After a pitiful performance, by his standards at Augusta National, Woods eventually rebounded with a recent win at the Memorial. Is it another mirage?
"He looked lost at Augusta, but I don’t think we’re looking at a repeat of that," Sherman said. "I think Tiger will play well enough to put himself in decent position this weekend."
A week before Woods’ win at the Memorial, his U.S. Open odds were 15-1 at the LVH. Sherman said Woods has attracted more money than any other golfer, but he ranks fourth in the number of tickets written behind Matt Kuchar and Jason Dufner, each at 25-1 odds, and Phil Mickelson.
The next four players on the odds board behind Woods are Luke Donald and Lee Westwood, each at 12-1, and McIlroy and Mickelson, each at 15-1.

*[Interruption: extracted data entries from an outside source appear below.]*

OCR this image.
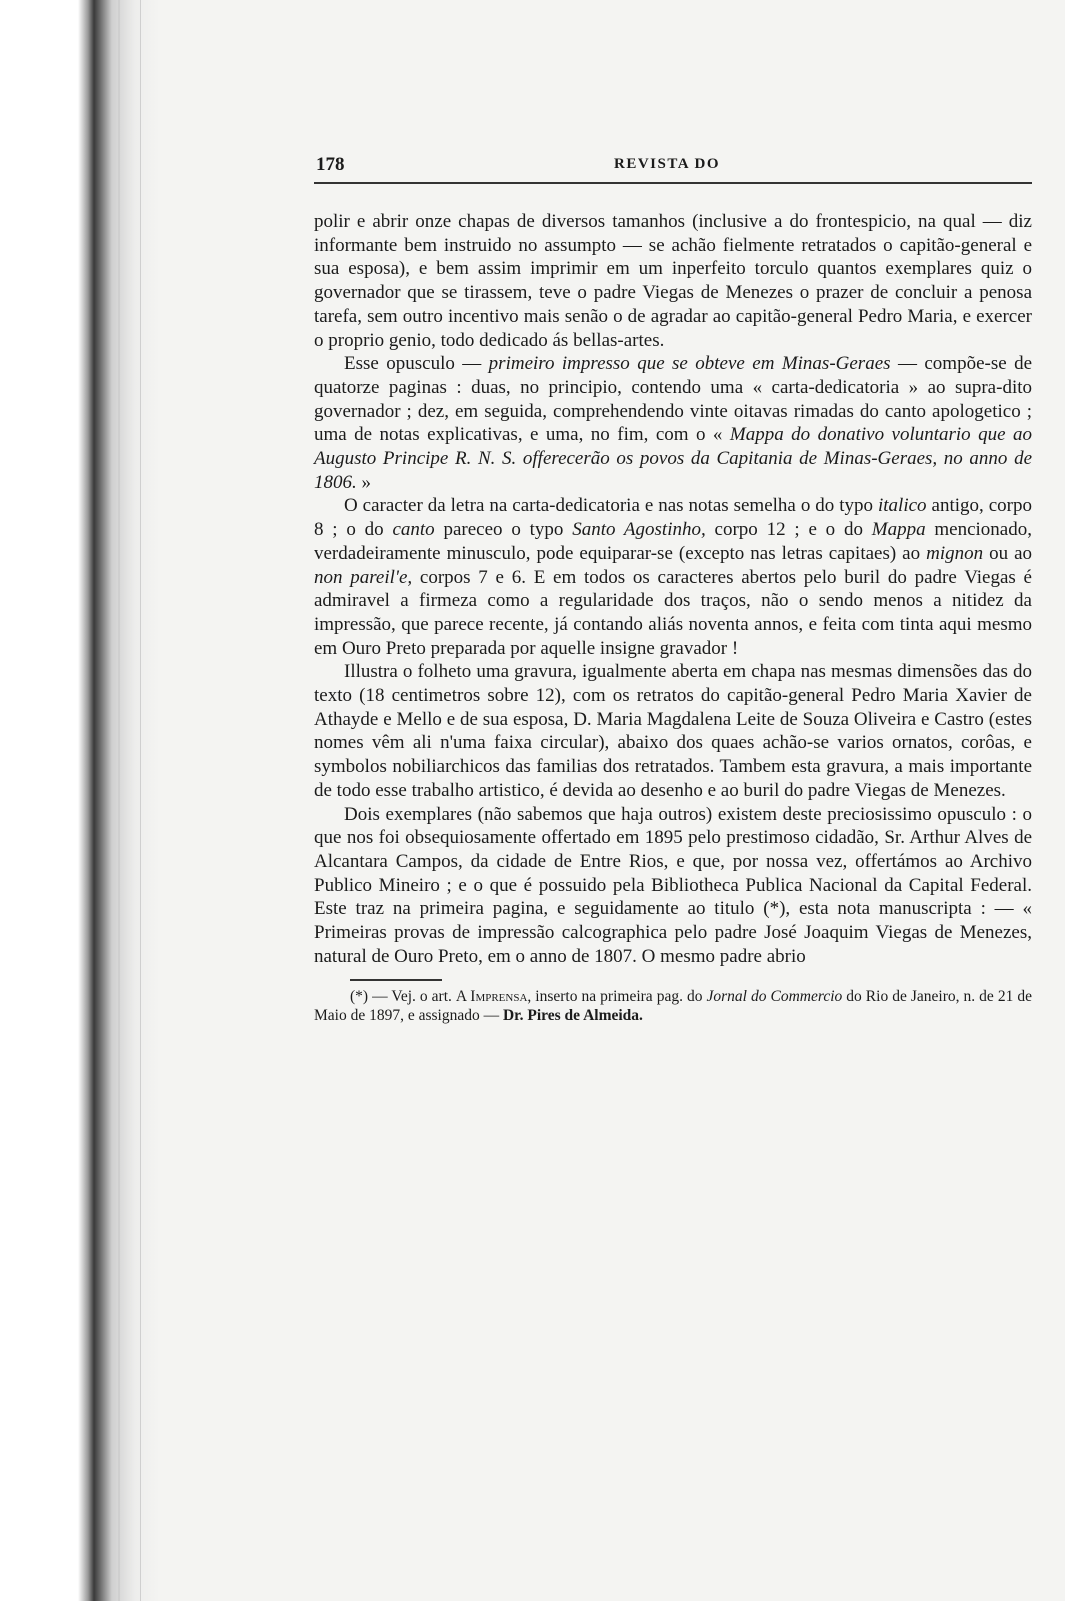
178	REVISTA DO

polir e abrir onze chapas de diversos tamanhos (inclusive a do frontespicio, na qual — diz informante bem instruido no assumpto — se achão fielmente retratados o capitão-general e sua esposa), e bem assim imprimir em um inperfeito torculo quantos exemplares quiz o governador que se tirassem, teve o padre Viegas de Menezes o prazer de concluir a penosa tarefa, sem outro incentivo mais senão o de agradar ao capitão-general Pedro Maria, e exercer o proprio genio, todo dedicado ás bellas-artes.

Esse opusculo — primeiro impresso que se obteve em Minas-Geraes — compõe-se de quatorze paginas : duas, no principio, contendo uma « carta-dedicatoria » ao supra-dito governador ; dez, em seguida, comprehendendo vinte oitavas rimadas do canto apologetico ; uma de notas explicativas, e uma, no fim, com o « Mappa do donativo voluntario que ao Augusto Principe R. N. S. offerecerão os povos da Capitania de Minas-Geraes, no anno de 1806. »

O caracter da letra na carta-dedicatoria e nas notas semelha o do typo italico antigo, corpo 8 ; o do canto pareceo o typo Santo Agostinho, corpo 12 ; e o do Mappa mencionado, verdadeiramente minusculo, pode equiparar-se (excepto nas letras capitaes) ao mignon ou ao non pareil'e, corpos 7 e 6. E em todos os caracteres abertos pelo buril do padre Viegas é admiravel a firmeza como a regularidade dos traços, não o sendo menos a nitidez da impressão, que parece recente, já contando aliás noventa annos, e feita com tinta aqui mesmo em Ouro Preto preparada por aquelle insigne gravador !

Illustra o folheto uma gravura, igualmente aberta em chapa nas mesmas dimensões das do texto (18 centimetros sobre 12), com os retratos do capitão-general Pedro Maria Xavier de Athayde e Mello e de sua esposa, D. Maria Magdalena Leite de Souza Oliveira e Castro (estes nomes vêm ali n'uma faixa circular), abaixo dos quaes achão-se varios ornatos, corôas, e symbolos nobiliarchicos das familias dos retratados. Tambem esta gravura, a mais importante de todo esse trabalho artistico, é devida ao desenho e ao buril do padre Viegas de Menezes.

Dois exemplares (não sabemos que haja outros) existem deste preciosissimo opusculo : o que nos foi obsequiosamente offertado em 1895 pelo prestimoso cidadão, Sr. Arthur Alves de Alcantara Campos, da cidade de Entre Rios, e que, por nossa vez, offertámos ao Archivo Publico Mineiro ; e o que é possuido pela Bibliotheca Publica Nacional da Capital Federal. Este traz na primeira pagina, e seguidamente ao titulo (*), esta nota manuscripta : — « Primeiras provas de impressão calcographica pelo padre José Joaquim Viegas de Menezes, natural de Ouro Preto, em o anno de 1807. O mesmo padre abrio

(*) — Vej. o art. A Imprensa, inserto na primeira pag. do Jornal do Commercio do Rio de Janeiro, n. de 21 de Maio de 1897, e assignado — Dr. Pires de Almeida.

"I have Westwood as the No. 1 power-rated golfer. I think Westwood is the starting point," Sherman said. "He’s been so close so many times in majors, and it seems like he always has a chance on Sunday."
Westwood was the first-round leader at the Masters and finished tied for third, two shots behind winner Bubba Watson.
Sherman said The Olympic Club course, which sits on a hillside south of the Golden Gate Bridge and features tight fairways and tiny greens, is a good fit for players such as Kuchar and Westwood.
The LVH offers a long list of player matchups and propositions, and Sherman will post adjusted odds to win after each of the first three rounds.
Woods, Mickelson and Watson are grouped together for the first two rounds. Woods is a minus-180 favorite over Mickelson and a minus-150 favorite over McIlroy.